Sunday, June 12, 2011

Paragraph Movie Reviews: Love and Other Drugs

If you don't have plans to see this movie, you can check the spoilers here and then come back.

This movie has a lot of charm, but it also feels like three or four writers took turns on the script without really consulting one another. For the most part it's fun and it never becomes unwatchable, but the emotional transitions are so abrupt and ill-paced that it's hard to get a grip on what you're watching. For most of the first hour, it seems to want to be a comedy centered around a burgeoning relationship, and that works, because the funny parts are the standout and because the stars craft a love story you care about. However, somewhere in the second half, the plot gets dropped off a cliff into melodrama with bad romantic comedy cliches, the characters skew way off their established behaviors and the whole enterprise has difficulty recovering. Jake Gyllenhaal has the strongest performance as he turns up the charisma and makes you believe him capable of being the smooth-talking ladies man who is just now discovering emotion; when he has to dig a little deeper during the third act, he falters.
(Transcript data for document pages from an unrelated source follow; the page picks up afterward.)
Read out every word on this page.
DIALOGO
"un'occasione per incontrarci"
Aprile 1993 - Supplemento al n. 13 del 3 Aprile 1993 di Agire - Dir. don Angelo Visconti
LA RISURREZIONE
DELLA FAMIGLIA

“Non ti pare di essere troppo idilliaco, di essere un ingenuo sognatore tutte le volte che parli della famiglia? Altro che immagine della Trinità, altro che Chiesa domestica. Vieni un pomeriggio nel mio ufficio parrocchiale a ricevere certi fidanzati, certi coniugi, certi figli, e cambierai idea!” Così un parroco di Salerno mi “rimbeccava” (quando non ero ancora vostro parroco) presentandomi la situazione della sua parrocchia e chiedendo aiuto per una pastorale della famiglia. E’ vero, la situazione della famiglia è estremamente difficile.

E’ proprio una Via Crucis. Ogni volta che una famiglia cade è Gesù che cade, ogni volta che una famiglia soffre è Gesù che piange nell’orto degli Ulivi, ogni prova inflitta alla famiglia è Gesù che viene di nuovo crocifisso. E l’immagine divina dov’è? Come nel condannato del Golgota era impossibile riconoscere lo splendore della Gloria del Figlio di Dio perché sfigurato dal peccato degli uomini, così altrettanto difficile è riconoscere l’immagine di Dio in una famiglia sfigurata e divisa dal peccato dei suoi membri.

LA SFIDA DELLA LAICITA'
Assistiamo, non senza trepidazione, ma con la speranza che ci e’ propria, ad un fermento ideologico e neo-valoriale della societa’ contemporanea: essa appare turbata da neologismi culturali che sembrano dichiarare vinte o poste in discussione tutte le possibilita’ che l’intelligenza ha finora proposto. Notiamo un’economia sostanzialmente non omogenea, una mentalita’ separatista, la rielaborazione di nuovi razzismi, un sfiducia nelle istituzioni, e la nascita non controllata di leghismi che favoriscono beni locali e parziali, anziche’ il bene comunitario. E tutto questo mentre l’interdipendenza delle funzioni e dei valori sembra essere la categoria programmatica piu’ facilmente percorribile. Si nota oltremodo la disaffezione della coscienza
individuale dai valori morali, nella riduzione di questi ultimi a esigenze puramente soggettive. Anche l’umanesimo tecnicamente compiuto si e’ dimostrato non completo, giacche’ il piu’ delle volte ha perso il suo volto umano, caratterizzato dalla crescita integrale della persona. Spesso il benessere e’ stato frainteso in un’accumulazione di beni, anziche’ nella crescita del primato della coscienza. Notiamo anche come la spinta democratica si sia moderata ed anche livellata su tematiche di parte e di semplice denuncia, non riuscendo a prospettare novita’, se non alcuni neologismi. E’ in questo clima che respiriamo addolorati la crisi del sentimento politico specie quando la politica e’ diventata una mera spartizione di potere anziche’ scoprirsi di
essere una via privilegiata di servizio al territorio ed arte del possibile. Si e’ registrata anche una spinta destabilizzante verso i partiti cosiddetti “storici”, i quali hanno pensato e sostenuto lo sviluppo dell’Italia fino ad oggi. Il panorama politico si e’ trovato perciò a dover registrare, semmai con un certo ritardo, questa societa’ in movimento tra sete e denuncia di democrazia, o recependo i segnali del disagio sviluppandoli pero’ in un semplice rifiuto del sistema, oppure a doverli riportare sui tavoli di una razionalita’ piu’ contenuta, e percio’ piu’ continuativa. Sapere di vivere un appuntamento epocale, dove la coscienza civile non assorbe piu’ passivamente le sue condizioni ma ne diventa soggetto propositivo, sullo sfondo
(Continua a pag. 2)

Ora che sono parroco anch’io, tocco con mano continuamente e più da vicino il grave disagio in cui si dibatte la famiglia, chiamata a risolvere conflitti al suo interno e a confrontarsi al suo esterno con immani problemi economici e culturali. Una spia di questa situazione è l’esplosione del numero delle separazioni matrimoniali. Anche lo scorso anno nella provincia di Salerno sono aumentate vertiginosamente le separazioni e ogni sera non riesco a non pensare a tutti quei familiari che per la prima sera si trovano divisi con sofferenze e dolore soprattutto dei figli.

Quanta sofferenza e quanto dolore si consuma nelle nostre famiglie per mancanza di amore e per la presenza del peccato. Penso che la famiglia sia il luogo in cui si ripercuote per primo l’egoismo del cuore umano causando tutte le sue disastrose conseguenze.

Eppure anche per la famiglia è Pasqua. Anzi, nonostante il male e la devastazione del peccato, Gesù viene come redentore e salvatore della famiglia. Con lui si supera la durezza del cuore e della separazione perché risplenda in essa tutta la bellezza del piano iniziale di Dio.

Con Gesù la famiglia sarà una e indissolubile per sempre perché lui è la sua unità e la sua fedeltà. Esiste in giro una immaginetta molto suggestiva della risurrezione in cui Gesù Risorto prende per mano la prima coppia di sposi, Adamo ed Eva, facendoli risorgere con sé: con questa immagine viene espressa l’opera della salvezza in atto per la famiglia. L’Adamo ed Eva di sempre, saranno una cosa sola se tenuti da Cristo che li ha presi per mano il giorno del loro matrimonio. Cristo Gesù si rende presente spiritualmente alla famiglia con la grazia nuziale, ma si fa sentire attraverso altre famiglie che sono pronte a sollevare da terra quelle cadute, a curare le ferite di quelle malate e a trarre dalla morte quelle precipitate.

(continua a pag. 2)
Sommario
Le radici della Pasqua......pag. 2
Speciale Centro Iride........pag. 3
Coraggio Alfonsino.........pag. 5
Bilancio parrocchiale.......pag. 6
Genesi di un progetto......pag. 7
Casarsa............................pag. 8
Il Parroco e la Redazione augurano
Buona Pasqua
Anne Hathaway vacillates between being incredibly winning and trying way too hard; she's too smooth and callous at times, and the uneven writing of her character in particular does her no favors. Josh Gad is the standout of the supporting cast as the consistent comic relief while Oliver Platt, Hank Azaria and Judy Greer deliver when they're onscreen, but aren't there long enough to make any real impact. If this movie had figured out where it was going early on, it could have been a keeper, but it ends up instead as just two hours of ok diversionary entertainment.